Le khinkali est un ravioli géorgien qui peut être fourré de différents ingrédients mais le plus souvent avec de la viande. 

INGRÉDIENTS : 6 PERS.
POUR LA PÂTE :
500 g de farine
1 verre d’eau tiède
Sel

POUR LA FARCE :
300 g de bœuf (ou de mouton)
200 g de farine
2 oignons
5 brins de coriandre
5 brins de persil plat
10 cl d’eau
Paprika
Sel, poivre

  • Préparez la pâte : Versez dans le mixeur la farine et le sel et ajoutez progressivement l’eau tiède en procédant par à-coups jusqu’à ce que le mélange se détache des parois.
  • Mettez la pâte sur un plan fariné et travaillez-la pendant 2 min pour qu’elle soit bien homogène puis laissez-la reposer environ 30 min.
  • Préparer la farce : Hachez votre viande, les oignons, la coriandre et le persil, mélangez et assaisonnez de sel, de poivre et de paprika à votre goût.
  • Ajoutez l’eau et versez la préparation dans un hachoir.
  • Étalez la pâte le plus finement possible au rouleau à pâtisserie puis découpez en disques de 15 à 20 cm de diamètre.
  • Placez au centre de chaque disque la farce et repliez en formant une bourse dont la base doit faire environ 6 à 7 cm et une quinzaine de plis.
  • Mouillez légèrement les bords pour bien les coller et formez une petite queue bien fermée pour qu’elle ne s’ouvre pas à la cuisson. 

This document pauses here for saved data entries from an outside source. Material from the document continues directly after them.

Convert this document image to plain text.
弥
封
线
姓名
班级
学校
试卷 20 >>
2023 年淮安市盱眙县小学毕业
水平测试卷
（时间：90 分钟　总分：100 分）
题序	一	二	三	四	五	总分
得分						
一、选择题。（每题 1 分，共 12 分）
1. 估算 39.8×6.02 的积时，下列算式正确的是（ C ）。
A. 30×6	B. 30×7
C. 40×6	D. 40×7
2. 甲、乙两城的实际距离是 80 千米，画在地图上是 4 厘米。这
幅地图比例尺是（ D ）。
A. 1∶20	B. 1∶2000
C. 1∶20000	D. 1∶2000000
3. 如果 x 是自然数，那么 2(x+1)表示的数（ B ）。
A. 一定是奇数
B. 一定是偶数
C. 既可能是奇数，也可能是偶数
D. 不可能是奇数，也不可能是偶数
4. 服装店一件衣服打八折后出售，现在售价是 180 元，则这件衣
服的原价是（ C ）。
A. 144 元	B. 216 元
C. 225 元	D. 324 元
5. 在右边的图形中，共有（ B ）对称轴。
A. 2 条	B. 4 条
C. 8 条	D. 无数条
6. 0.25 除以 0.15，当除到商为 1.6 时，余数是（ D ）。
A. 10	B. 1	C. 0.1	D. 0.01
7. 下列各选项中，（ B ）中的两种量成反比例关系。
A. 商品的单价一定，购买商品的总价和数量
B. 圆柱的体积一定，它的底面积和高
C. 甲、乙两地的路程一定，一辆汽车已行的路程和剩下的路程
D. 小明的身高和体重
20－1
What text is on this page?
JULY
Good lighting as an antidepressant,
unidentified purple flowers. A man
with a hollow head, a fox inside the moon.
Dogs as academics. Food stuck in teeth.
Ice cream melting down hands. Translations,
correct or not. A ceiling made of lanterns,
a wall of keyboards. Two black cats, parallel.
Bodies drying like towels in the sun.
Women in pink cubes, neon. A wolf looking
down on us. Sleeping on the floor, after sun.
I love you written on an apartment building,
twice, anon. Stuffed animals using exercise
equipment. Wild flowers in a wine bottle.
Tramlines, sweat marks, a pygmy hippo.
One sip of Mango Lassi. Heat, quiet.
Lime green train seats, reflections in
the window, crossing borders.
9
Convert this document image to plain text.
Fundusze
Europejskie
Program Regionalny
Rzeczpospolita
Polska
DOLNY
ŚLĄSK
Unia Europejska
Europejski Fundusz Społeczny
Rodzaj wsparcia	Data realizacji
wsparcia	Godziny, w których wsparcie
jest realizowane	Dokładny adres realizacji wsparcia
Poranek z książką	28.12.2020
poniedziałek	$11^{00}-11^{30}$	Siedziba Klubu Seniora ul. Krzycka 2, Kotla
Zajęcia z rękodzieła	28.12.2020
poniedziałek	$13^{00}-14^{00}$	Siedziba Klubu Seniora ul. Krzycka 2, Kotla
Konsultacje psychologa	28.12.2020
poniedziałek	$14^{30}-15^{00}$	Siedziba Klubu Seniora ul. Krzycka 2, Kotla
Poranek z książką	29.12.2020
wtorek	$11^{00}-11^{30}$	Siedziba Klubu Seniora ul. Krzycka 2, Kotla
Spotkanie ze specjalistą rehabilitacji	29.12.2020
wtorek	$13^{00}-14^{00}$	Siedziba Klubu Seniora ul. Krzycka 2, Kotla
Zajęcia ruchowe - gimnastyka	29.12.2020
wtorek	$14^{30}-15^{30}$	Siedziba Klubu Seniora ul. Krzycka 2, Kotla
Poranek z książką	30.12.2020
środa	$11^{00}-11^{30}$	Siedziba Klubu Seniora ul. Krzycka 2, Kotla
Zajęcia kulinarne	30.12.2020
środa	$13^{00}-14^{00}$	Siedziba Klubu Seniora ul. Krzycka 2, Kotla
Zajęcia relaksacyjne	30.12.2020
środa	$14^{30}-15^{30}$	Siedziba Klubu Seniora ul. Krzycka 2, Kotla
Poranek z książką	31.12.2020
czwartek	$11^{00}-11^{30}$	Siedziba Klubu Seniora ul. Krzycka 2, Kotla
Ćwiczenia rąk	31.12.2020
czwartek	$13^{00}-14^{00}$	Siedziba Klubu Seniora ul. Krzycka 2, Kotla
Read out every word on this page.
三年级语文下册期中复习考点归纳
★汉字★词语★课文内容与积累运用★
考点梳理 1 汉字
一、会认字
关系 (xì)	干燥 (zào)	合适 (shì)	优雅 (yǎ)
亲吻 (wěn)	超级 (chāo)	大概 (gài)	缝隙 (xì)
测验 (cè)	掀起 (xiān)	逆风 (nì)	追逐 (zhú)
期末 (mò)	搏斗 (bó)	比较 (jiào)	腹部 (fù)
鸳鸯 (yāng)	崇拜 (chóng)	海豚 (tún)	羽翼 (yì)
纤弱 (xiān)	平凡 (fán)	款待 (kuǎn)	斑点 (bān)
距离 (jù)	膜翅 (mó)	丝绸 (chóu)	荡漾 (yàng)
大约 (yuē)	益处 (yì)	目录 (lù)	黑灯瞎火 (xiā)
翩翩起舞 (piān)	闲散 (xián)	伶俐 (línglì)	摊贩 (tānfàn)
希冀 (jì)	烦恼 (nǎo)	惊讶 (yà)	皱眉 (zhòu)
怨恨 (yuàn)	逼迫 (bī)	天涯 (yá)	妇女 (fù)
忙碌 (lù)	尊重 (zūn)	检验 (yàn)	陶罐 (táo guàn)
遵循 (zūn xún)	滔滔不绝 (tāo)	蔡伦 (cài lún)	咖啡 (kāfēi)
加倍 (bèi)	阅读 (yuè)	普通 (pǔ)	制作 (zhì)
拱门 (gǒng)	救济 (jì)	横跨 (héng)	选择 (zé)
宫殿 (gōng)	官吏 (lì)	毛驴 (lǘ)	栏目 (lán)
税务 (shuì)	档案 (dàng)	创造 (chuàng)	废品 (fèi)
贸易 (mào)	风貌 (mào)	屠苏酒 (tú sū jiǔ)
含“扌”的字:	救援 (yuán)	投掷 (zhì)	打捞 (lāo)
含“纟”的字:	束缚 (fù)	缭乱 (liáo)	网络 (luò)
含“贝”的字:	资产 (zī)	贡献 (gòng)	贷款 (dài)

    Mettez les khinkalis à cuire dans l’eau bouillante pendant environ 7 minutes. Quand ils remontent à la surface, retirez-les précautionneusement avec une écumoire pour ne pas percer les bourses.Il faut manger le khinkali encore fumant, à la main, après l’avoir copieusement arrosé de poivre. On le prend par le kudi, le petit chapeau où convergent tous les plis de la pâte. On le croque à la base afin d’aspirer goulûment le bouillon, en évitant de se brûler la langue. Puis on peut manger le reste.